I basically coached him in track and football, but he also, his senior year, he went back and played baseball. He never got away from the track program, he stayed with me, and I had a deal with the baseball coach. “When you’re doing infield and things such as that, let Ed come to me and he can practice his track. When it gets time to go in the cage, he can come over there and bat.” Well, we went through and he did that his senior year, and the funny thing — we’re at the district track meet, and next door at Thibodaux High School they’re playing a district baseball game. So Ed was going to have to make a decision — and, really, he would have come and run track anyway. But he came to the track meet, he did his field events, which was the javelin and the long jump. He left, he went to the baseball game and played a couple innings of baseball, put his track uniform on, came back and ran the 4×100 relay. You tell people that and they look at you like, “No he didn’t.” The guy that was the baseball coach, we had a thing where we knew the kid was a good athlete, and we knew that he liked doing both.
He went to the state track meet. I mean, we practiced javelin maybe one day a week. A lot of people don’t realize he came in third during the state meet in the javelin. When he went to Miami, [Curtis] Johnson, who was coaching over there … knew that he was a track guy. And Curtis talked him into throwing the javelin at a track meet. And he sets a record at Miami throwing the javelin — threw it one time, one meet. But he was such a natural.
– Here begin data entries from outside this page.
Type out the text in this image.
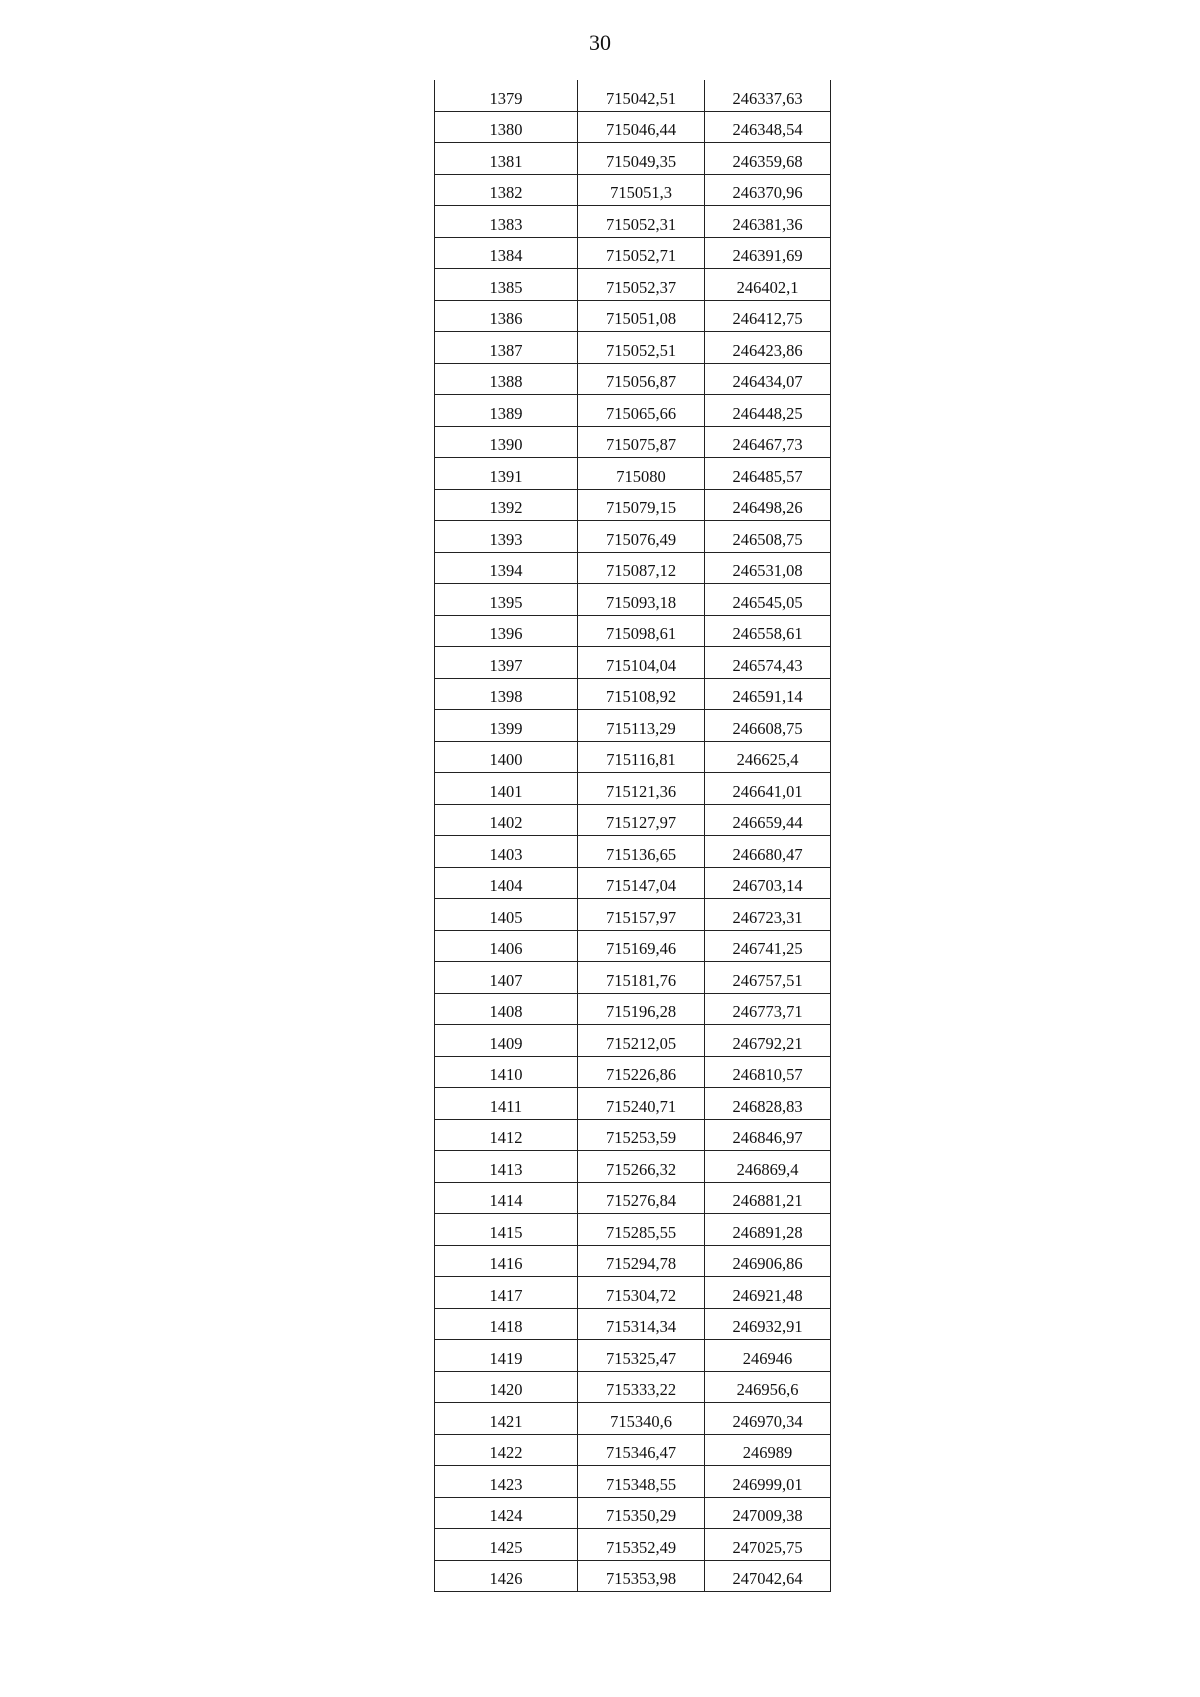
30
1379	715042,51	246337,63
1380	715046,44	246348,54
1381	715049,35	246359,68
1382	715051,3	246370,96
1383	715052,31	246381,36
1384	715052,71	246391,69
1385	715052,37	246402,1
1386	715051,08	246412,75
1387	715052,51	246423,86
1388	715056,87	246434,07
1389	715065,66	246448,25
1390	715075,87	246467,73
1391	715080	246485,57
1392	715079,15	246498,26
1393	715076,49	246508,75
1394	715087,12	246531,08
1395	715093,18	246545,05
1396	715098,61	246558,61
1397	715104,04	246574,43
1398	715108,92	246591,14
1399	715113,29	246608,75
1400	715116,81	246625,4
1401	715121,36	246641,01
1402	715127,97	246659,44
1403	715136,65	246680,47
1404	715147,04	246703,14
1405	715157,97	246723,31
1406	715169,46	246741,25
1407	715181,76	246757,51
1408	715196,28	246773,71
1409	715212,05	246792,21
1410	715226,86	246810,57
1411	715240,71	246828,83
1412	715253,59	246846,97
1413	715266,32	246869,4
1414	715276,84	246881,21
1415	715285,55	246891,28
1416	715294,78	246906,86
1417	715304,72	246921,48
1418	715314,34	246932,91
1419	715325,47	246946
1420	715333,22	246956,6
1421	715340,6	246970,34
1422	715346,47	246989
1423	715348,55	246999,01
1424	715350,29	247009,38
1425	715352,49	247025,75
1426	715353,98	247042,64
When Ed first went to the NFL, Ed was donating this and doing this for people. And as a [track] coach, me and the other guy who was coaching, we would sell concessions and stuff like that when it came time for the kids, because the kids never had to pay anything. We tried to make it where it was free for them. If they did pay anything, it would be very minimal — maybe $40, which would take you all season, track meets and everything. … Well, we’re getting ready to go to Tennessee for the national championships, and Ed is out there at [his football camp at Destrehan]. And he comes over and he says, “Coach, you know, y’all don’t ever ask for nothing. I want to do something for you all.” And then like we told him, “Man, we don’t need nothing,” and he wasn’t convinced. He said, “I want to do something for you all.” And I said, “Well, let me think about it.” And since we were going to Tennessee, we had been there before and we went to Dollywood [Parks and Resorts], and the kids loved it. So I went and I told him, I said, “Look, Ed, we want to take the kids to Dollywood.” And a lot of the kids didn’t have the money to go. So he said OK. So a few days later I received a check from Ed. Not only did it cover the kids, but he also covered the chaperones, and he said, “Coach, if you’ve got anything extra, get them something to eat.” That’s the type of guy he is. And that’s one of the reasons why we still respect him around here, because of that. He does things that you don’t have to ask him.